News & Commentary

April 30, 2023

Will Ebeler

Will Ebeler is a student at Harvard Law School.

In this weekend’s news and commentary, Hollywood braces for a Writers Guild strike; New York reaches a tentative budget agreement; and a union decertification petition is filed at a Buffalo, New York Starbucks store.

The screenwriters for many of Hollywood’s biggest shows and movies are poised to go on strike Tuesday morning. Earlier in April, the Writers Guild of America, representing roughly 11,500 screenwriters, voted to authorize a strike unless they manage to reach an agreement before May 2. As of Sunday morning, a deal did not appear close.

Writers and studios alike have been preparing for a strike for weeks. Many writers have been rushing to meet deadlines that their studios moved up in advance of the strike. Some, facing the prospect of what could be months without pay, have been trying to find new projects which usually include up-front payments. Television studios, meanwhile, have been pushing to have scripts finalized so that production can continue while the writers strike. They have pushed production to the fall on some series whose scripts are not yet ready. And late-night comedy shows are likely to go off-air if there is a strike. Meanwhile, streaming and movie studios may be less impacted, at least in the short term. Many streaming services have been facing pressure to cut costs and some industry insiders thought they could view a strike as a benefit. Further, because movie studios operate at a longer time scale than television does, they won’t feel the impact of a strike as immediately.

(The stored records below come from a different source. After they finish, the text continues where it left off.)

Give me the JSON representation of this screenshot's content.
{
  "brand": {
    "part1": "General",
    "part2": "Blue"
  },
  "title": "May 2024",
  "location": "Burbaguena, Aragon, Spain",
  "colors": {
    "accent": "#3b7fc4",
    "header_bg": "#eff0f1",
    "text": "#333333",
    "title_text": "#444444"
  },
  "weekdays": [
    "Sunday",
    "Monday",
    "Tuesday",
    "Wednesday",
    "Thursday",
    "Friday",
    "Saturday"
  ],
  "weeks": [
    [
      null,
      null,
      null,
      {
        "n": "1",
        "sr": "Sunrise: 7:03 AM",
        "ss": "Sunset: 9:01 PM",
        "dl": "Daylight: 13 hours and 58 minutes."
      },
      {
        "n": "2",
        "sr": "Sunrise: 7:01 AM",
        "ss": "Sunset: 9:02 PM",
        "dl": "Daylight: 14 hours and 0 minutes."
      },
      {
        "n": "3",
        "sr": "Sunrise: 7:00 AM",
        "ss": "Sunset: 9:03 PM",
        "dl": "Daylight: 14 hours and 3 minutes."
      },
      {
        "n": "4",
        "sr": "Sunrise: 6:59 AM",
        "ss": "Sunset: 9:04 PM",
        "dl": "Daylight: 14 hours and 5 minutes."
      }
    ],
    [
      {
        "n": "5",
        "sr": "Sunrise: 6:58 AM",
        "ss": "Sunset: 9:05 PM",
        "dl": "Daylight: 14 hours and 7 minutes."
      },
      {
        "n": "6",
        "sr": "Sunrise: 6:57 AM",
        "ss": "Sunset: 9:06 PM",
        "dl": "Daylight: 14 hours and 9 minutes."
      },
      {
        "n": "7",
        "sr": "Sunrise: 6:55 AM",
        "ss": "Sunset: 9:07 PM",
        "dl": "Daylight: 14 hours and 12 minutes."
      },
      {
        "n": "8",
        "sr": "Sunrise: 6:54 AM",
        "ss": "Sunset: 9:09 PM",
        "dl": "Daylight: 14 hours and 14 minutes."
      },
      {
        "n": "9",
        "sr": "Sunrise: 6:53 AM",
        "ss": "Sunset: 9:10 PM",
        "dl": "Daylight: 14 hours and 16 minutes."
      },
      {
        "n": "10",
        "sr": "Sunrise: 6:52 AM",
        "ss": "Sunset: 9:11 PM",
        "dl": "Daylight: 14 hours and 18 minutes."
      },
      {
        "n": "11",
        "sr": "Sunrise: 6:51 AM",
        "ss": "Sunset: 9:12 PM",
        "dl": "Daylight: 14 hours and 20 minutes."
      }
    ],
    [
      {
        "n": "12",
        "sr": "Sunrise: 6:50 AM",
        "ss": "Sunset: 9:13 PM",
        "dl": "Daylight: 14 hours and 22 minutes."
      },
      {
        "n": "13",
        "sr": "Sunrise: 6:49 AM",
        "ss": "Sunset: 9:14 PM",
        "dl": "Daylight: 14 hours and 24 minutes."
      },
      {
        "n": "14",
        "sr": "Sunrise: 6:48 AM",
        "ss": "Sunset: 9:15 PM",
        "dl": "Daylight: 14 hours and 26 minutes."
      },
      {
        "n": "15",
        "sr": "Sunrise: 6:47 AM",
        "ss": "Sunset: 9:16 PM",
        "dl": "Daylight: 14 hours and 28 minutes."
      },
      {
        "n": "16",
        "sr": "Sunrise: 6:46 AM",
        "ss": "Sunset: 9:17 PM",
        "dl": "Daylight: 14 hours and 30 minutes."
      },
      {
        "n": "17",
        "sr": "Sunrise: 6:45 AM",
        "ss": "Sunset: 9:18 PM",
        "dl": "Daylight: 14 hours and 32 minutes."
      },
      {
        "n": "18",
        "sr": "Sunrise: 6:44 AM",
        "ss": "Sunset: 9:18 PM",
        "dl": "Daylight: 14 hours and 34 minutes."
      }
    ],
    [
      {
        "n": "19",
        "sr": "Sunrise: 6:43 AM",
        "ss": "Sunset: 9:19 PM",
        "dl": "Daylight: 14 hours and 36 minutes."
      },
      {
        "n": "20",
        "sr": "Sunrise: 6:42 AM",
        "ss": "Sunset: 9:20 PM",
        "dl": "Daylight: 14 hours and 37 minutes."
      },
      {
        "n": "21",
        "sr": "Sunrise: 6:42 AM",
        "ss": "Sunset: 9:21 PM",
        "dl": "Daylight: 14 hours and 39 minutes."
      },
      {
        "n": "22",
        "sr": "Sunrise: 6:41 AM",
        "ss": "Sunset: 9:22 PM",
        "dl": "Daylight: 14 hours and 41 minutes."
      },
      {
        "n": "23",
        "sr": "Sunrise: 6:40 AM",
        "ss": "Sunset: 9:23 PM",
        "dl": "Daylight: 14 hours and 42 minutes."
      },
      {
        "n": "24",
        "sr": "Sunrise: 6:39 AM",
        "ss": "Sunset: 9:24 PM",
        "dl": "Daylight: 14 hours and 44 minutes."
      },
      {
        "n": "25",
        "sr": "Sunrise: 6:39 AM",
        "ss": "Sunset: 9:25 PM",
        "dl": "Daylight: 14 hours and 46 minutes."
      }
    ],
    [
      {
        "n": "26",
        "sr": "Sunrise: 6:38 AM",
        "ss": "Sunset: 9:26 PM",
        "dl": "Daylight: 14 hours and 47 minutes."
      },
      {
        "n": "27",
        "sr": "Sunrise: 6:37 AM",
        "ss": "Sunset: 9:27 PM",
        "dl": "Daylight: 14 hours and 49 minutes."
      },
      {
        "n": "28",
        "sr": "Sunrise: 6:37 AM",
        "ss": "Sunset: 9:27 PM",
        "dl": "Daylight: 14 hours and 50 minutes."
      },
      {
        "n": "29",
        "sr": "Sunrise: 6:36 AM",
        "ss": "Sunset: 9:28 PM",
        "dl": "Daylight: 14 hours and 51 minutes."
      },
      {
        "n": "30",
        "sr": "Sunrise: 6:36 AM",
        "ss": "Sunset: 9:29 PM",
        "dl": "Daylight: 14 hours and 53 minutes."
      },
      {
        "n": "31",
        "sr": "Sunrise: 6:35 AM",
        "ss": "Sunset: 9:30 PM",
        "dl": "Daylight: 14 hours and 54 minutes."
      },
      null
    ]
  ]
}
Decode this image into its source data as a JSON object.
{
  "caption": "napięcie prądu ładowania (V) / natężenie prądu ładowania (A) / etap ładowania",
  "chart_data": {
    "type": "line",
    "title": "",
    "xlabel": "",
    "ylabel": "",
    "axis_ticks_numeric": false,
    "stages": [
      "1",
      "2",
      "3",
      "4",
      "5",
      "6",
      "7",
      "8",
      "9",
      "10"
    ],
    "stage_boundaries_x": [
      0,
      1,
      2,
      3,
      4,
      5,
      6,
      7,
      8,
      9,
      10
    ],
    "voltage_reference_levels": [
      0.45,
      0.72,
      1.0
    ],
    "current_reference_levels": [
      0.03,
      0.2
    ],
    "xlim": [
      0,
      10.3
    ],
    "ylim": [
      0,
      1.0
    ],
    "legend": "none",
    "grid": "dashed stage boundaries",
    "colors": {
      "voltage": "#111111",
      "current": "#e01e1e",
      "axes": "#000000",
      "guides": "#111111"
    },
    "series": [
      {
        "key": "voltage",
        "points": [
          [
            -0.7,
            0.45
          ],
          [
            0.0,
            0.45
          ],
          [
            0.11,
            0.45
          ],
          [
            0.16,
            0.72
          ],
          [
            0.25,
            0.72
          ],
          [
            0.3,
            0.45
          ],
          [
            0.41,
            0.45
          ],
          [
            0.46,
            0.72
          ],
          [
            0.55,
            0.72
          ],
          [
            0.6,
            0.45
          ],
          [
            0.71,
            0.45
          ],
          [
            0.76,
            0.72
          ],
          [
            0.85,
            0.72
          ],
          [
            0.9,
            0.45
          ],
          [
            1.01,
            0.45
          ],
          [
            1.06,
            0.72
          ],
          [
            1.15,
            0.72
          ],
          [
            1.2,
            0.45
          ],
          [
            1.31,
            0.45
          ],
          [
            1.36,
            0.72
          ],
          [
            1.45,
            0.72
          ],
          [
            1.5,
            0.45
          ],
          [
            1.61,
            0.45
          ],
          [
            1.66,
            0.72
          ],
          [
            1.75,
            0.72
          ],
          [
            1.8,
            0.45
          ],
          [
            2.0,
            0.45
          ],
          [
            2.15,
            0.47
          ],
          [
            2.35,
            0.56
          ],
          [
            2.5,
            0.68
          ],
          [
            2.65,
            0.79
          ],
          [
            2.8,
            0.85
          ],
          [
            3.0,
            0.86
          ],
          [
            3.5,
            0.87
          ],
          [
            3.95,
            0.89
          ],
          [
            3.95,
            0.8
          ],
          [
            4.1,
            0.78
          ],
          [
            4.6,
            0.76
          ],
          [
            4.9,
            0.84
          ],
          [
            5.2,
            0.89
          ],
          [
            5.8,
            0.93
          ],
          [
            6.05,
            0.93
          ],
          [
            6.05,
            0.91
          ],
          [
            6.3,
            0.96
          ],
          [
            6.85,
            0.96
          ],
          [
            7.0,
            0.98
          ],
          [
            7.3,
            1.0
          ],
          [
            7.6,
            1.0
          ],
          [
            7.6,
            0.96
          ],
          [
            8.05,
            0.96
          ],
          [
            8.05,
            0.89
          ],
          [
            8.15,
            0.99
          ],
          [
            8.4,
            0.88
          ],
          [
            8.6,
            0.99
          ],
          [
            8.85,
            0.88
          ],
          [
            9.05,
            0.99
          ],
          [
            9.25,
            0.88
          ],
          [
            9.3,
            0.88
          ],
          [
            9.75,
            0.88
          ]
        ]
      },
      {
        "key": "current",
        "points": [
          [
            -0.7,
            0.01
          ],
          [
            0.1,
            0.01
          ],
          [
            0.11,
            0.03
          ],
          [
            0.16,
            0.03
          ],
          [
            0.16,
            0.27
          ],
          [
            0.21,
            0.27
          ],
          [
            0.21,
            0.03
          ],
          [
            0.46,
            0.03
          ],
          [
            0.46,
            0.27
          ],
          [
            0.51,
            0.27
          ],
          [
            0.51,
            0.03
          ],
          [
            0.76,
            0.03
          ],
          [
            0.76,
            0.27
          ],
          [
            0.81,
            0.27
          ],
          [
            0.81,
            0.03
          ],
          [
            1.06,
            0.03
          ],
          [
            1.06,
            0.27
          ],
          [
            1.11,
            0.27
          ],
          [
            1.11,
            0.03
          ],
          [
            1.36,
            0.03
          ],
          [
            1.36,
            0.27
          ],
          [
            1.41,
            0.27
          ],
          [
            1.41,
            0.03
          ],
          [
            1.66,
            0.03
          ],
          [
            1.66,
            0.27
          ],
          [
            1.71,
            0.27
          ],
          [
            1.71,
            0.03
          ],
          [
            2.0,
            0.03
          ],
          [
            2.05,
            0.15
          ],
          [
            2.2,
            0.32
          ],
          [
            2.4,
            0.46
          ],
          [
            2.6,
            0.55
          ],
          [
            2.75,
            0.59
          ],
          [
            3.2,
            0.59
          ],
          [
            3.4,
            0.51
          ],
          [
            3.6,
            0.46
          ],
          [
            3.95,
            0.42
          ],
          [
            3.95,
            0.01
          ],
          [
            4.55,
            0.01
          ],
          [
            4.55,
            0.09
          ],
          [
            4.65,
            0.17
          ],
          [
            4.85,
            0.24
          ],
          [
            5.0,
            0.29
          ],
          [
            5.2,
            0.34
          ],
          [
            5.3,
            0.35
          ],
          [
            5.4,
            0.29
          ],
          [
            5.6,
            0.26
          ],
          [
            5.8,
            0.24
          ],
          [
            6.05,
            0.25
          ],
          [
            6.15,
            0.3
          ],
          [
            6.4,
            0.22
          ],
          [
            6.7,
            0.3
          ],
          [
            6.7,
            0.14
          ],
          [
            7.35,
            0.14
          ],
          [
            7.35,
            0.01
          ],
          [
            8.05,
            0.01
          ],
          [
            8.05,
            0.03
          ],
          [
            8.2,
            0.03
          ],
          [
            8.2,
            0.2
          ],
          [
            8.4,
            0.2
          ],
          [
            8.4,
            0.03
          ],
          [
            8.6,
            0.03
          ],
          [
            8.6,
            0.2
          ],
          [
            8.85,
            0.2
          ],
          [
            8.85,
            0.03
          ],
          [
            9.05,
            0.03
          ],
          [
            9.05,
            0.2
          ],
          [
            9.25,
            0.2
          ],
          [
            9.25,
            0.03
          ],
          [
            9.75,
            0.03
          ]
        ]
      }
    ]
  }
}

The last time writers authorized a strike, in 2017, the sides ultimately reached an agreement a few hours before a strike began.

Negotiations for a new contract have been ongoing since mid March. Elyse discussed some of the writers’ demands two weeks ago, and this weekend reporters at the New York Times highlighted a new concern driven by the increasing prevalence of artificial intelligence.

The union has two demands related to the use of automation. First, it wants to ensure that no literary material can be written or rewritten by an automated program. The union’s members are concerned most prominently about the possibility of a producer or director modifying a script using a program like ChatGPT, but they also are concerned that eventually studios might start using artificial intelligence to generate scripts entirely. Second, it wants to prevent studios from using automated programs to generate ideas or other source material that would then be adapted by screenwriters.

Other industry workers have flagged their own concerns about the use of automation in film and television. Netflix, for example, has provisions in its contracts with voice actors giving it the right to use a simulation of an actor’s voice “by all technologies and processes now known or hereafter developed, throughout the universe and in perpetuity.” Netflix claims the provision’s purpose is to allow it to modify one actor’s recorded audio to make it sound like another’s, particularly when a new actor fills in an existing role. Actors are now concerned that such language could give Netflix the right to automatically generate entire movies using simulations of an actor’s voice without having to hire a new actor at all.

Next, lawmakers in New York reached a tentative budget agreement on Thursday. Governor Hochul and the state legislature have been working to reach a compromise on the state’s budget for several weeks. The bill will raise the statewide minimum wage to $17 by 2027 (it will reach $17 in 2026 for New York City, Long Island, and Westchester County), with future increases tied to inflation. It also amends the state’s bail law to let judges consider “public safety” when setting bail, making it easier to keep people in jail before trial. Governor Hochul won her election last year on a promise to fight crime and viewed the bail law as a top priority in fulfilling that promise. Other provisions in the budget agreement include a ban on natural gas in new buildings; funding for free meals for school children; and increased funding for the Metropolitan Transit Authority. Some details of the agreement are still being worked out, but lawmakers could finalize and approve the budget as early as this week.

Finally, on Friday workers at a Starbucks store in Buffalo, New York petitioned to decertify Workers United as their union representative. The store voted to unionize by an 18-1 vote in April 2022 and is now the third store to submit a decertification petition. An Oklahoma-based Starbucks filed a petition that was dismissed by the NLRB shortly after it was submitted, and earlier this month, a petition from a store in Georgia was withdrawn less than a week after it was submitted. To be valid, a petition must be filed at least a year after the unit’s certification and have proof that at least 30% of the workers support decertification. However, given numerous allegations that the company has failed to bargain in good faith, the union could try to extend the year-long grace period to allow a full year of actual bargaining.